Он хотел зацепить и Потогришечека, тот едва успел увернуться и отскакать назад к остальным.
– Кентаврио-о-он! Стройся!- грозно заревел главнокомандующий, попутно пытаясь зацепить еще кого-нибудь своей дубиной. – Воевать, калкарай малма-рай!- ревел он.- К бою готовьсь!

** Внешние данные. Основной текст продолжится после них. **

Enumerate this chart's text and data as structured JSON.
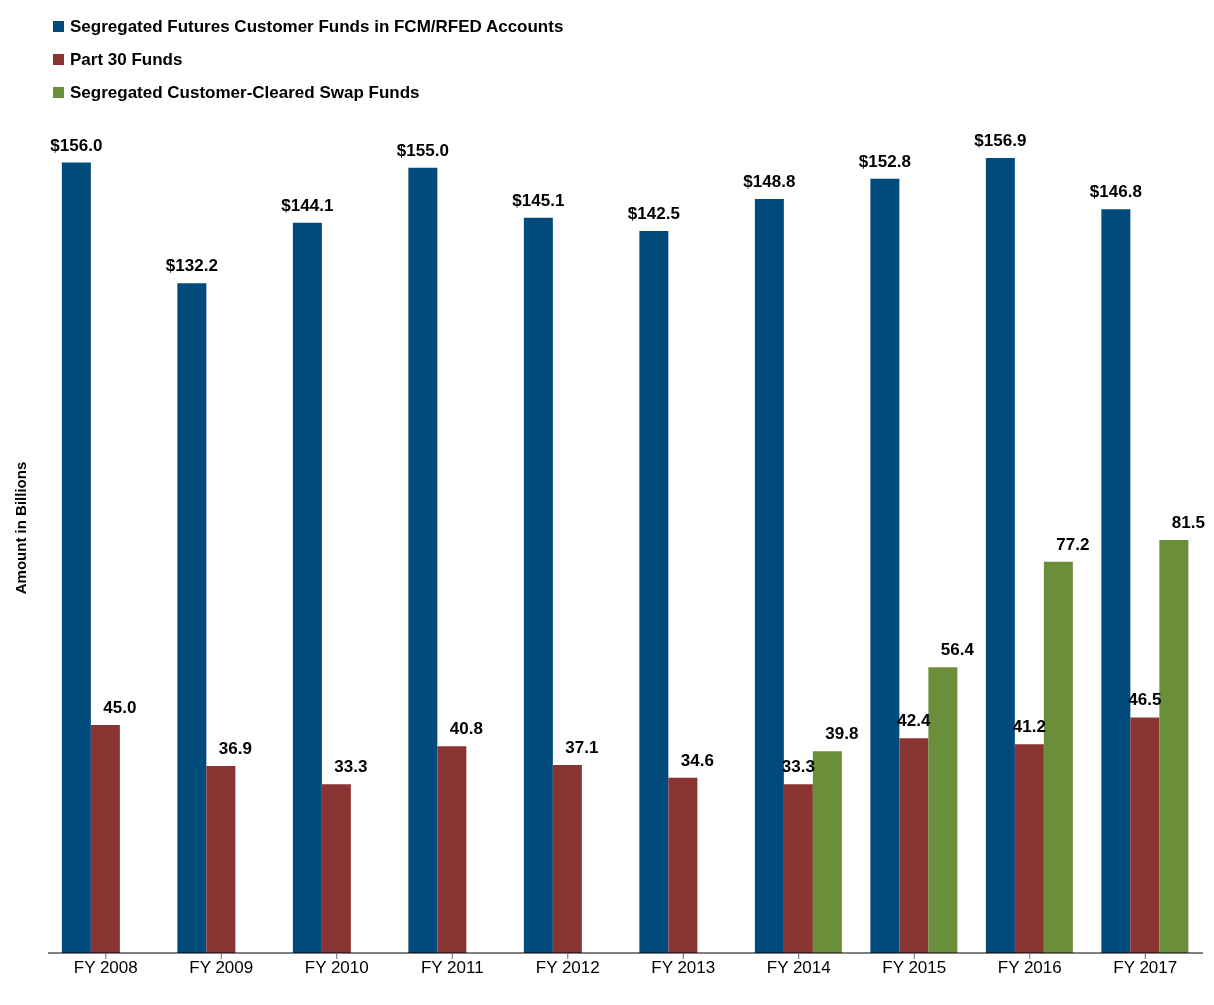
{
  "chart_data": {
    "type": "bar",
    "ylabel": "Amount in Billions",
    "categories": [
      "FY 2008",
      "FY 2009",
      "FY 2010",
      "FY 2011",
      "FY 2012",
      "FY 2013",
      "FY 2014",
      "FY 2015",
      "FY 2016",
      "FY 2017"
    ],
    "series": [
      {
        "name": "Segregated Futures Customer Funds in FCM/RFED Accounts",
        "color": "#004a7c",
        "values": [
          156.0,
          132.2,
          144.1,
          155.0,
          145.1,
          142.5,
          148.8,
          152.8,
          156.9,
          146.8
        ],
        "value_labels": [
          "$156.0",
          "$132.2",
          "$144.1",
          "$155.0",
          "$145.1",
          "$142.5",
          "$148.8",
          "$152.8",
          "$156.9",
          "$146.8"
        ]
      },
      {
        "name": "Part 30 Funds",
        "color": "#8a3333",
        "values": [
          45.0,
          36.9,
          33.3,
          40.8,
          37.1,
          34.6,
          33.3,
          42.4,
          41.2,
          46.5
        ],
        "value_labels": [
          "45.0",
          "36.9",
          "33.3",
          "40.8",
          "37.1",
          "34.6",
          "33.3",
          "42.4",
          "41.2",
          "46.5"
        ]
      },
      {
        "name": "Segregated Customer-Cleared Swap Funds",
        "color": "#6b8e3a",
        "values": [
          null,
          null,
          null,
          null,
          null,
          null,
          39.8,
          56.4,
          77.2,
          81.5
        ],
        "value_labels": [
          null,
          null,
          null,
          null,
          null,
          null,
          "39.8",
          "56.4",
          "77.2",
          "81.5"
        ]
      }
    ],
    "tick_labels": "x",
    "legend": "top left"
  }
}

И пришедшие в себя солдаты вновь обретали чувство дисциплины, выбегали на ровное место и привычно выстраивались в две шеренги. Возбужденное безудержное хвостомахание постепенно упорядочилось, строй выровнял носки копыт.

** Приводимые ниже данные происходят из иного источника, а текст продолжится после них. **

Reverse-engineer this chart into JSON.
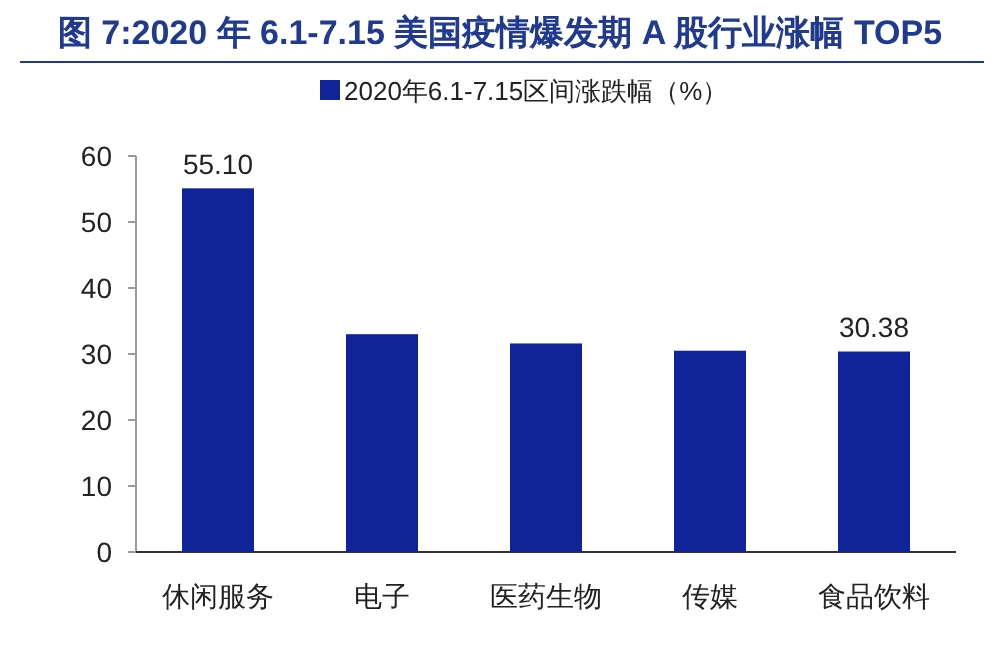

Пуду отошел в сторону и для вящего порядка заставил кентаврион помаршировать на месте, считая:
– Ду! Прал! Дайн! Чимбо!
Четыре круглоголовых томсао между тем разомкнули строй пошире, и тот, кто поднимал над собой лачачину да внушал соблазнительные мысли, теперь отбросил в сторону не нужный больше корнеплод и стал копаться четырьмя своими ручными присосками у себя за поясом. По его примеру и три остальных томсло полезли за пояса и вынули оттуда какие-то скрюченные предметы о двух концах.
Удачно выстроив кентаврион, военачальник Пуду приказал взять дротики в зубы и приготовить луки к стрельбе.

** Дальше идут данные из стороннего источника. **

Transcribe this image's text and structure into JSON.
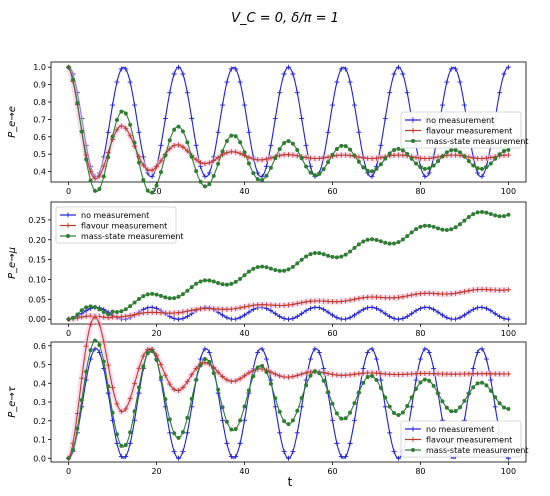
{
  "figure": {
    "title": "V_C = 0, δ/π = 1",
    "xlabel": "t"
  },
  "colors": {
    "no_measurement": "#1f1fd6",
    "flavour_measurement": "#c0392b",
    "mass_state_measurement": "#2e7d32",
    "shade": "#f4c2e6"
  },
  "chart_data": [
    {
      "type": "line",
      "ylabel": "P_e→e",
      "xlim": [
        -4,
        104
      ],
      "ylim": [
        0.34,
        1.03
      ],
      "x_ticks": [
        0,
        20,
        40,
        60,
        80,
        100
      ],
      "y_ticks": [
        0.4,
        0.5,
        0.6,
        0.7,
        0.8,
        0.9,
        1.0
      ],
      "legend_position": "center-right",
      "series": [
        {
          "name": "no measurement",
          "model": {
            "base": 0.685,
            "amp": 0.315,
            "amp_end": 0.315,
            "decay": 0.0,
            "phase": 0,
            "growth": 0
          }
        },
        {
          "name": "flavour measurement",
          "model": {
            "base": 0.58,
            "amp": 0.42,
            "amp_end": 0.01,
            "decay": 0.065,
            "phase": 0,
            "growth": -0.12
          }
        },
        {
          "name": "mass-state measurement",
          "model": {
            "base": 0.58,
            "amp": 0.42,
            "amp_end": 0.06,
            "decay": 0.022,
            "phase": 0,
            "growth": -0.12
          }
        }
      ]
    },
    {
      "type": "line",
      "ylabel": "P_e→μ",
      "xlim": [
        -4,
        104
      ],
      "ylim": [
        -0.012,
        0.295
      ],
      "x_ticks": [
        0,
        20,
        40,
        60,
        80,
        100
      ],
      "y_ticks": [
        0.0,
        0.05,
        0.1,
        0.15,
        0.2,
        0.25
      ],
      "legend_position": "top-left",
      "series": [
        {
          "name": "no measurement",
          "model": {
            "type": "sin2",
            "amp": 0.03,
            "period": 12.5
          }
        },
        {
          "name": "flavour measurement",
          "model": {
            "type": "ramp",
            "start": 0.0,
            "end": 0.077,
            "wiggle": 0.003
          }
        },
        {
          "name": "mass-state measurement",
          "model": {
            "type": "ramp",
            "start": 0.0,
            "end": 0.275,
            "wiggle": 0.013
          }
        }
      ]
    },
    {
      "type": "line",
      "ylabel": "P_e→τ",
      "xlim": [
        -4,
        104
      ],
      "ylim": [
        -0.02,
        0.62
      ],
      "x_ticks": [
        0,
        20,
        40,
        60,
        80,
        100
      ],
      "y_ticks": [
        0.0,
        0.1,
        0.2,
        0.3,
        0.4,
        0.5,
        0.6
      ],
      "legend_position": "bottom-right",
      "series": [
        {
          "name": "no measurement",
          "model": {
            "type": "sin2",
            "amp": 0.585,
            "period": 12.5
          }
        },
        {
          "name": "flavour measurement",
          "model": {
            "type": "damped",
            "base": 0.45,
            "amp": 0.45,
            "decay": 0.065
          }
        },
        {
          "name": "mass-state measurement",
          "model": {
            "type": "damped",
            "base": 0.33,
            "amp": 0.33,
            "decay": 0.016
          }
        }
      ]
    }
  ]
}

Полководческая наука предписывала при встрече с неизвестным противником не сразу сходиться врукопашную, а сначала попытаться достать его издали стрелами.
Все враги, думал Пуду; кто не кентавр, тот и враг. Пускай его сначала куснет стрела, а там посмотрим, лемге хардон.
Но в продолжение сей полководческой мысли кто-то считывал ее прямо с мозговой извилины Пуду и возражал на нее обратной мыслью: а что, если стрелу не пускать и не воевать, а сейчас же начать переделку всей жизни,?аф?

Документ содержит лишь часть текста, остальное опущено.